The Belt and Road Initiative will remain more Chinese than International
In a previous piece we sought to offer a definition for the Belt and Road Initiative (BRI); showing that frequently used terms such as ‘strategy’ or ‘vision’ failed to fully capture the essence of the BRI. Instead, we proposed that BRI is instead a process that continues to evolve. That process remains dominated by China, and we argue that this is both deliberate and will continue to be the case over the years to come.
China has defined the BRI’s goals and values despite BRI’s growing thematic and geographic scope. After all, the only document defining these aspects of BRI was prepared by a number of Chinese ministries (the National Development and Reform Commission, Ministry of Foreign Affairs and Ministry of Commerce) before receiving approval from the State Council. Further, BRI has increasingly been linked to China’s domestic politics. In October 2017, BRI was enshrined in the Constitution of the Communist Party of China, making it not only the key foreign policy project of the Chinese state, but also an unquestionable tenet of China’s leading political institution. On top of that, BRI has been promoted as the brainchild of President Xi Jinping, who recently ensured his ability to stay in power beyond two-terms.
It is China’s sole prerogative to extend invitations to participate in BRI; for example, the recent decision to invite Latin America to join the BRI was made in January 2018 and came directly from China’s Minister of Foreign Affairs, Wang Yi. This unilateral approach of dealing with BRI related issues can also be seen in the way China structures some of its investments abroad. Chinese policy banks fund Chinese contractors to undertake projects in different countries. Indeed, 89% of projects that are labeled as BRI have been implemented by Chinese companies. Combined with China’s reluctance to welcome foreign investments as part of BRI, it casts doubt on how international the planning and implementing of the initiative is at this stage.
So despite the fact that Chinese rhetoric around the BRI has international aspirations and calls for enhanced international cooperation, it remains effectively a Chinese initiative. To become truly international, the BRI needs to be more than just a vehicle for Chinese investments overseas. It needs to promote idea sharing, and evolve through adopting international best practice and consultation with partners, both Chinese and non-Chinese.

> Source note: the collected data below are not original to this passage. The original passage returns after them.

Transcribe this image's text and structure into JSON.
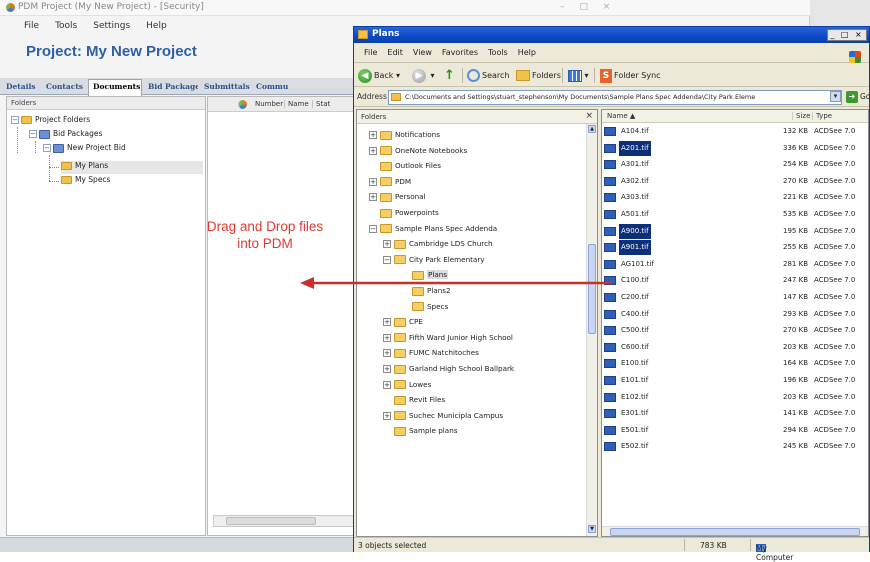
{
  "pdm": {
    "window_title": "PDM Project (My New Project) - [Security]",
    "window_controls": "– □ ×",
    "menu": [
      "File",
      "Tools",
      "Settings",
      "Help"
    ],
    "project_title": "Project: My New Project",
    "tabs": [
      "Details",
      "Contacts",
      "Documents",
      "Bid Packages",
      "Submittals",
      "Commu"
    ],
    "active_tab": "Documents",
    "folders_header": "Folders",
    "tree": {
      "root": "Project Folders",
      "bid_packages": "Bid Packages",
      "new_project_bid": "New Project Bid",
      "my_plans": "My Plans",
      "my_specs": "My Specs"
    },
    "columns": [
      "Number",
      "Name",
      "Stat"
    ],
    "drag_hint": "Drag and Drop files into PDM"
  },
  "explorer": {
    "window_title": "Plans",
    "window_controls": "_ □ ×",
    "menu": [
      "File",
      "Edit",
      "View",
      "Favorites",
      "Tools",
      "Help"
    ],
    "toolbar": {
      "back": "Back",
      "search": "Search",
      "folders": "Folders",
      "folder_sync": "Folder Sync"
    },
    "address_label": "Address",
    "address_value": "C:\\Documents and Settings\\stuart_stephenson\\My Documents\\Sample Plans Spec Addenda\\City Park Eleme",
    "go_label": "Go",
    "tree_header": "Folders",
    "tree_close": "×",
    "tree": [
      {
        "label": "Notifications",
        "pm": "+",
        "indent": 1
      },
      {
        "label": "OneNote Notebooks",
        "pm": "+",
        "indent": 1
      },
      {
        "label": "Outlook Files",
        "pm": "",
        "indent": 1
      },
      {
        "label": "PDM",
        "pm": "+",
        "indent": 1
      },
      {
        "label": "Personal",
        "pm": "+",
        "indent": 1
      },
      {
        "label": "Powerpoints",
        "pm": "",
        "indent": 1
      },
      {
        "label": "Sample Plans Spec Addenda",
        "pm": "−",
        "indent": 1
      },
      {
        "label": "Cambridge LDS Church",
        "pm": "+",
        "indent": 2
      },
      {
        "label": "City Park Elementary",
        "pm": "−",
        "indent": 2
      },
      {
        "label": "Plans",
        "pm": "",
        "indent": 3,
        "selected": true
      },
      {
        "label": "Plans2",
        "pm": "",
        "indent": 3
      },
      {
        "label": "Specs",
        "pm": "",
        "indent": 3
      },
      {
        "label": "CPE",
        "pm": "+",
        "indent": 2
      },
      {
        "label": "Fifth Ward Junior High School",
        "pm": "+",
        "indent": 2
      },
      {
        "label": "FUMC Natchitoches",
        "pm": "+",
        "indent": 2
      },
      {
        "label": "Garland High School Ballpark",
        "pm": "+",
        "indent": 2
      },
      {
        "label": "Lowes",
        "pm": "+",
        "indent": 2
      },
      {
        "label": "Revit Files",
        "pm": "",
        "indent": 2
      },
      {
        "label": "Suchec Municipla Campus",
        "pm": "+",
        "indent": 2
      },
      {
        "label": "Sample plans",
        "pm": "",
        "indent": 2
      }
    ],
    "file_columns": {
      "name": "Name ▲",
      "size": "Size",
      "type": "Type"
    },
    "files": [
      {
        "name": "A104.tif",
        "size": "132 KB",
        "type": "ACDSee 7.0",
        "selected": false
      },
      {
        "name": "A201.tif",
        "size": "336 KB",
        "type": "ACDSee 7.0",
        "selected": true
      },
      {
        "name": "A301.tif",
        "size": "254 KB",
        "type": "ACDSee 7.0",
        "selected": false
      },
      {
        "name": "A302.tif",
        "size": "270 KB",
        "type": "ACDSee 7.0",
        "selected": false
      },
      {
        "name": "A303.tif",
        "size": "221 KB",
        "type": "ACDSee 7.0",
        "selected": false
      },
      {
        "name": "A501.tif",
        "size": "535 KB",
        "type": "ACDSee 7.0",
        "selected": false
      },
      {
        "name": "A900.tif",
        "size": "195 KB",
        "type": "ACDSee 7.0",
        "selected": true
      },
      {
        "name": "A901.tif",
        "size": "255 KB",
        "type": "ACDSee 7.0",
        "selected": true
      },
      {
        "name": "AG101.tif",
        "size": "281 KB",
        "type": "ACDSee 7.0",
        "selected": false
      },
      {
        "name": "C100.tif",
        "size": "247 KB",
        "type": "ACDSee 7.0",
        "selected": false
      },
      {
        "name": "C200.tif",
        "size": "147 KB",
        "type": "ACDSee 7.0",
        "selected": false
      },
      {
        "name": "C400.tif",
        "size": "293 KB",
        "type": "ACDSee 7.0",
        "selected": false
      },
      {
        "name": "C500.tif",
        "size": "270 KB",
        "type": "ACDSee 7.0",
        "selected": false
      },
      {
        "name": "C600.tif",
        "size": "203 KB",
        "type": "ACDSee 7.0",
        "selected": false
      },
      {
        "name": "E100.tif",
        "size": "164 KB",
        "type": "ACDSee 7.0",
        "selected": false
      },
      {
        "name": "E101.tif",
        "size": "196 KB",
        "type": "ACDSee 7.0",
        "selected": false
      },
      {
        "name": "E102.tif",
        "size": "203 KB",
        "type": "ACDSee 7.0",
        "selected": false
      },
      {
        "name": "E301.tif",
        "size": "141 KB",
        "type": "ACDSee 7.0",
        "selected": false
      },
      {
        "name": "E501.tif",
        "size": "294 KB",
        "type": "ACDSee 7.0",
        "selected": false
      },
      {
        "name": "E502.tif",
        "size": "245 KB",
        "type": "ACDSee 7.0",
        "selected": false
      }
    ],
    "status": {
      "selected": "3 objects selected",
      "size": "783 KB",
      "location": "My Computer"
    }
  },
  "colors": {
    "arrow": "#c8302a",
    "drag_text": "#e03a32",
    "project_title": "#2b5fa8",
    "xp_title": "#0b49c5",
    "selection": "#0c2f7a"
  }
}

However, this is unlikely to be the case. In a recent conversation with the CEO of one of Europe’s leading infrastructure managers, we were told that there is reluctance from the Chinese side to welcome foreign investors partaking in BRI, even though there exists appetite from those same foreign players.

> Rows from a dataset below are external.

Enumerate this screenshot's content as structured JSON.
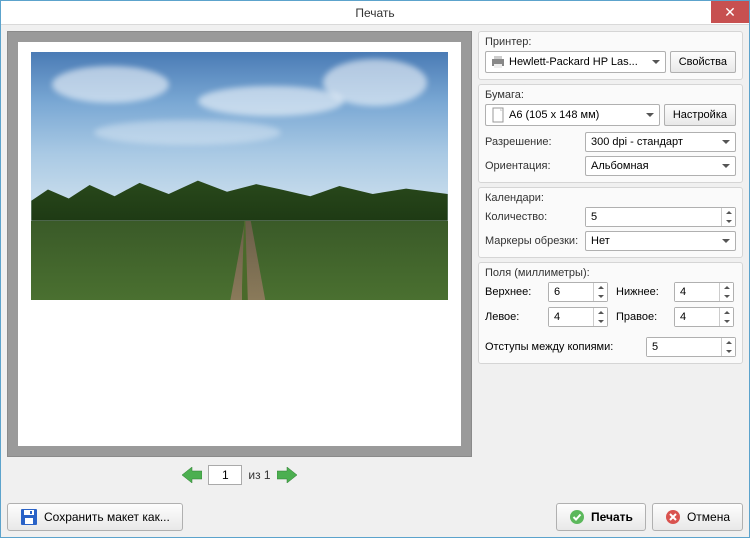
{
  "window_title": "Печать",
  "printer": {
    "section_label": "Принтер:",
    "selected": "Hewlett-Packard HP Las...",
    "props_btn": "Свойства"
  },
  "paper": {
    "section_label": "Бумага:",
    "selected": "A6 (105 x 148 мм)",
    "setup_btn": "Настройка",
    "resolution_label": "Разрешение:",
    "resolution_value": "300 dpi - стандарт",
    "orientation_label": "Ориентация:",
    "orientation_value": "Альбомная"
  },
  "calendars": {
    "section_label": "Календари:",
    "count_label": "Количество:",
    "count_value": "5",
    "crop_label": "Маркеры обрезки:",
    "crop_value": "Нет"
  },
  "margins": {
    "section_label": "Поля (миллиметры):",
    "top_label": "Верхнее:",
    "top_value": "6",
    "bottom_label": "Нижнее:",
    "bottom_value": "4",
    "left_label": "Левое:",
    "left_value": "4",
    "right_label": "Правое:",
    "right_value": "4",
    "gutter_label": "Отступы между копиями:",
    "gutter_value": "5"
  },
  "nav": {
    "page_value": "1",
    "page_total": "из 1"
  },
  "footer": {
    "save_layout": "Сохранить макет как...",
    "print": "Печать",
    "cancel": "Отмена"
  }
}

The fact that the initiative continues to be centered around China, despite growing demands abroad for more foreign involvement, adds weight that to the idea that this decision is very deliberate. If true, BRI’s exclusivity can be interpreted as China’s way of preparing other international stakeholders for its new position in the international order – and it cannot allow foreign participation to compromise that. BRI allows China to present a narrative to the world that stresses the opportunities that come with its reemergence, as opposed to the threats that the Thucydides trap might predict. China seeks a redistribution of global power through engagement, and not confrontation; and the BRI is supposed to convince partners all around the world of this basic premise.